Three hours in it is time for that love it/hate it moment of pantomime where the band goes off for "light refreshment" to retun to a foot-stomping, wolf-whistling, frantically clapping audience for one last hurrah. In the case of the E Street Band, their departure is both understandable - given the hour - but brief: after what must have the most momentary of towel-downs, back out they came to the appropriatelty-titled We Are Alive, Wrecking Ball's homage to those who gave their lives in the construction of America.
Then, with barely a second for anyone - especially the audience - to catch its breath, the massed guitars of the E Street Band are thunking out the opening riff of Born To Run, the song from the album that transformed Springsteen from scruffy struggler to producer Jon Landau's claim that he'd seen "rock'n'roll's future - and it's name is Bruce Springsteen."
There isore poignancy as Jake Clemons blasts out his uncle's sax solo with relish before Springsteen recovers the baton to scream: "The highway's jammed with broken heroes on a last-chance power drive". Never before has stadium rock sounded so big or so appropriately staged.
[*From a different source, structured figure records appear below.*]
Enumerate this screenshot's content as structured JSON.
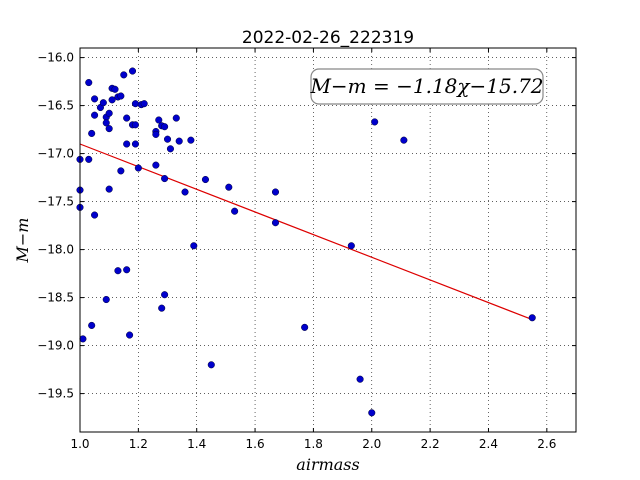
{
  "chart_data": {
    "type": "scatter",
    "title": "2022-02-26_222319",
    "xlabel": "airmass",
    "ylabel": "M−m",
    "xlim": [
      1.0,
      2.7
    ],
    "ylim": [
      -15.9,
      -19.9
    ],
    "y_inverted": true,
    "x_ticks": [
      1.0,
      1.2,
      1.4,
      1.6,
      1.8,
      2.0,
      2.2,
      2.4,
      2.6
    ],
    "x_tick_labels": [
      "1.0",
      "1.2",
      "1.4",
      "1.6",
      "1.8",
      "2.0",
      "2.2",
      "2.4",
      "2.6"
    ],
    "y_ticks": [
      -16.0,
      -16.5,
      -17.0,
      -17.5,
      -18.0,
      -18.5,
      -19.0,
      -19.5
    ],
    "y_tick_labels": [
      "−16.0",
      "−16.5",
      "−17.0",
      "−17.5",
      "−18.0",
      "−18.5",
      "−19.0",
      "−19.5"
    ],
    "grid": true,
    "annotation": "M−m = −1.18χ−15.72",
    "fit": {
      "slope": -1.18,
      "intercept": -15.72,
      "x_range": [
        1.0,
        2.55
      ],
      "color": "#dd0000"
    },
    "point_color": "#0000cc",
    "points": [
      [
        1.0,
        -17.06
      ],
      [
        1.0,
        -17.38
      ],
      [
        1.0,
        -17.56
      ],
      [
        1.01,
        -18.93
      ],
      [
        1.03,
        -16.26
      ],
      [
        1.03,
        -17.06
      ],
      [
        1.04,
        -16.79
      ],
      [
        1.04,
        -18.79
      ],
      [
        1.05,
        -16.43
      ],
      [
        1.05,
        -16.6
      ],
      [
        1.05,
        -17.64
      ],
      [
        1.07,
        -16.52
      ],
      [
        1.08,
        -16.47
      ],
      [
        1.09,
        -18.52
      ],
      [
        1.09,
        -16.62
      ],
      [
        1.09,
        -16.68
      ],
      [
        1.1,
        -16.58
      ],
      [
        1.1,
        -16.74
      ],
      [
        1.1,
        -17.37
      ],
      [
        1.11,
        -16.44
      ],
      [
        1.11,
        -16.32
      ],
      [
        1.12,
        -16.33
      ],
      [
        1.13,
        -16.41
      ],
      [
        1.13,
        -18.22
      ],
      [
        1.14,
        -16.4
      ],
      [
        1.14,
        -17.18
      ],
      [
        1.15,
        -16.18
      ],
      [
        1.16,
        -16.63
      ],
      [
        1.16,
        -16.9
      ],
      [
        1.16,
        -18.21
      ],
      [
        1.17,
        -18.89
      ],
      [
        1.18,
        -16.14
      ],
      [
        1.18,
        -16.7
      ],
      [
        1.19,
        -16.7
      ],
      [
        1.19,
        -16.48
      ],
      [
        1.19,
        -16.9
      ],
      [
        1.2,
        -17.15
      ],
      [
        1.21,
        -16.49
      ],
      [
        1.22,
        -16.48
      ],
      [
        1.26,
        -16.77
      ],
      [
        1.26,
        -16.8
      ],
      [
        1.26,
        -17.12
      ],
      [
        1.27,
        -16.65
      ],
      [
        1.28,
        -18.61
      ],
      [
        1.28,
        -16.71
      ],
      [
        1.29,
        -16.72
      ],
      [
        1.29,
        -18.47
      ],
      [
        1.29,
        -17.26
      ],
      [
        1.3,
        -16.85
      ],
      [
        1.31,
        -16.95
      ],
      [
        1.33,
        -16.63
      ],
      [
        1.34,
        -16.87
      ],
      [
        1.36,
        -17.4
      ],
      [
        1.38,
        -16.86
      ],
      [
        1.39,
        -17.96
      ],
      [
        1.43,
        -17.27
      ],
      [
        1.45,
        -19.2
      ],
      [
        1.51,
        -17.35
      ],
      [
        1.53,
        -17.6
      ],
      [
        1.67,
        -17.4
      ],
      [
        1.67,
        -17.72
      ],
      [
        1.77,
        -18.81
      ],
      [
        1.93,
        -17.96
      ],
      [
        1.96,
        -19.35
      ],
      [
        2.0,
        -19.7
      ],
      [
        2.01,
        -16.67
      ],
      [
        2.11,
        -16.86
      ],
      [
        2.55,
        -18.71
      ]
    ]
  }
}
And somewhere in the middle of it all, New York-born, Paris-dwelling rocker Elliott Murphy makes an appearance, much to the locals' delight.
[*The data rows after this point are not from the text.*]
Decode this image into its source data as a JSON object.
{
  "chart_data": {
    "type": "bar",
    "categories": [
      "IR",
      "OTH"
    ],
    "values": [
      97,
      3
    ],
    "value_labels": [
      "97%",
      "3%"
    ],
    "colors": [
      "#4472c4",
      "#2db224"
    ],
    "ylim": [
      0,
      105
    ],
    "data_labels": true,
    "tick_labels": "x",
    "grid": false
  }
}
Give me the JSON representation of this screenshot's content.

Ramrod, next, gives Springsteen's comic theatricality a joyous outlet, as he and Van Zandt goof around, mugging for the cameras like a Three Stooges tribute act missing a critical third. However, if there was any doubt about it, it's clear that all 18 people on stage are having as much fun as the audience.
© Simon Poulter 2013 |
The party storms on with Tenth Avenue Freeze-Out, the story of how the E Street Band formed in the first place, the LED video screens fittingly filling with the huge image of the band's deceased sax player, just as Springsteen delivers the line "...the Big Man joined the band", to rapturous (and even tearful) applause.
It almost seems too much. It isn't, of course. Like a party you leave not realising how late it is because you were having that good a time, Bruce Springsteen and the E Street Band finish up, fittingly on the Saturday before July 4, with American Land. It's the unashamed Stars-and-Stripes-waving Wrecking Ball track which reminds us that, for all its ills, America has not only drawn all and sundry to its shores, but has welcomed them.
© Simon Poulter 2013 |
"They come across the water," Springsteen sings, "a thousand miles from home, with nothing in their bellies but the fire down below". It is one last opportunity of the night for the crowd to jig about, link arms with strangers and soak up the spirit of "There's treasure for the taking, for any hard-working man...".
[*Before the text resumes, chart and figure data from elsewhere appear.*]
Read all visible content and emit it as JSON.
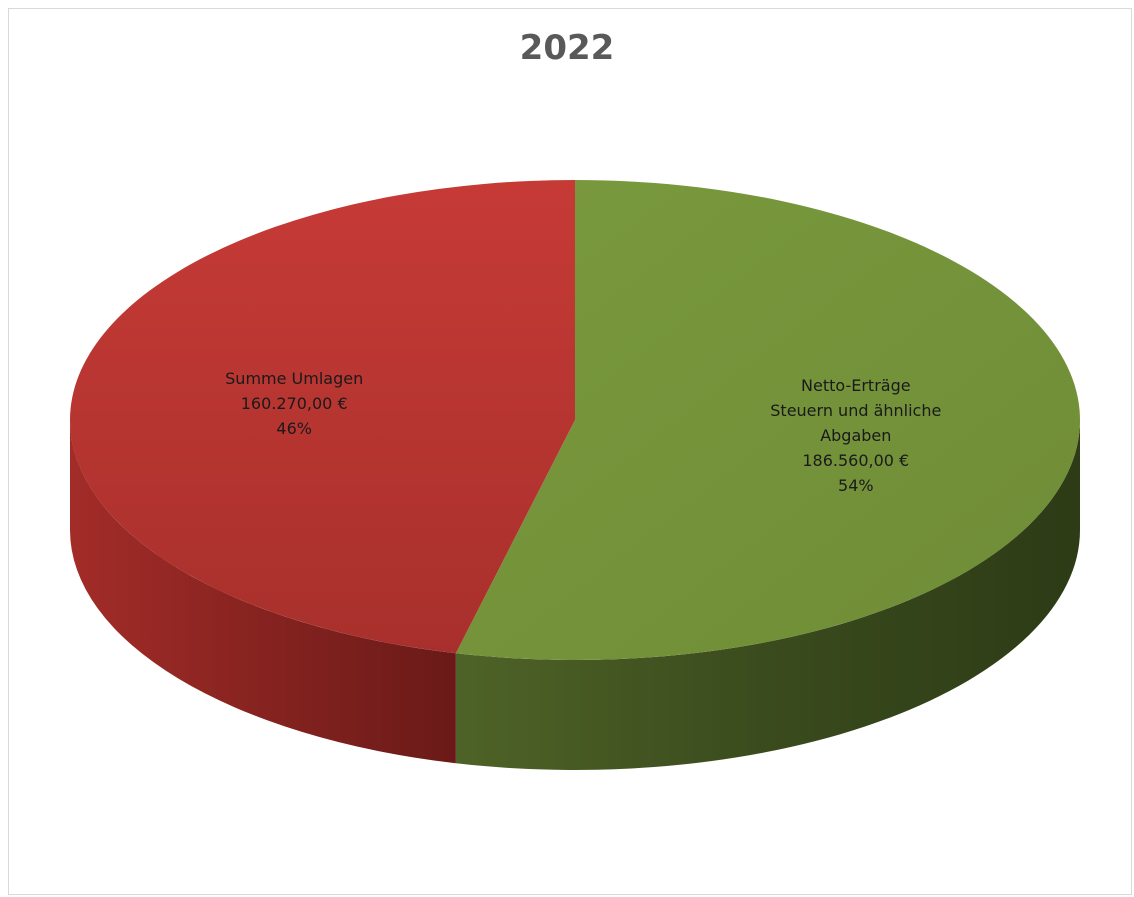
{
  "chart_data": {
    "type": "pie",
    "title": "2022",
    "three_d": true,
    "legend": "none",
    "slices": [
      {
        "name": "Netto-Erträge Steuern und ähnliche Abgaben",
        "label_lines": [
          "Netto-Erträge",
          "Steuern und ähnliche",
          "Abgaben",
          "186.560,00 €",
          "54%"
        ],
        "value": 186560.0,
        "value_text": "186.560,00 €",
        "percent": 54,
        "percent_text": "54%",
        "color": "#77933c"
      },
      {
        "name": "Summe Umlagen",
        "label_lines": [
          "Summe Umlagen",
          "160.270,00 €",
          "46%"
        ],
        "value": 160270.0,
        "value_text": "160.270,00 €",
        "percent": 46,
        "percent_text": "46%",
        "color": "#c0392b"
      }
    ]
  }
}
At its close, one hard-working American man applauds his band off stage, one-by-one slapping them on the back as they disappear down a tunnel after a truly awe-inspiring spectacle, one I'd imagined, even expected, but had little real understanding of without experiencing it first hand.
With the E Street Band gone, it is left to Springsteen, alone, to strap on an acoustic guitar and affix a harmonica brace around his neck. There have been goose-pimple moments, but not quite like this one. He strums, he breathes into the harmonica, and then.... "And the screen door slams, Mary's dress sways. Like a vision she dances, across the porch." Yes, Thunder Road.
This is the America of romantic ideal, which may or not have existed for real, and may or may not exist still today. This is Springsteen's America, of sweethearts in the moonlight and the skeletons of burned-out Chevrolets. And it is a moment to savour.
The end is palpable. As if we have both - artist and audience - arrived at the same conclusion. Exhausted but elated, as if we've all been on an epic journey of our own, from Badlands to Thunder Road, highway heroes all, on a last-chance power drive.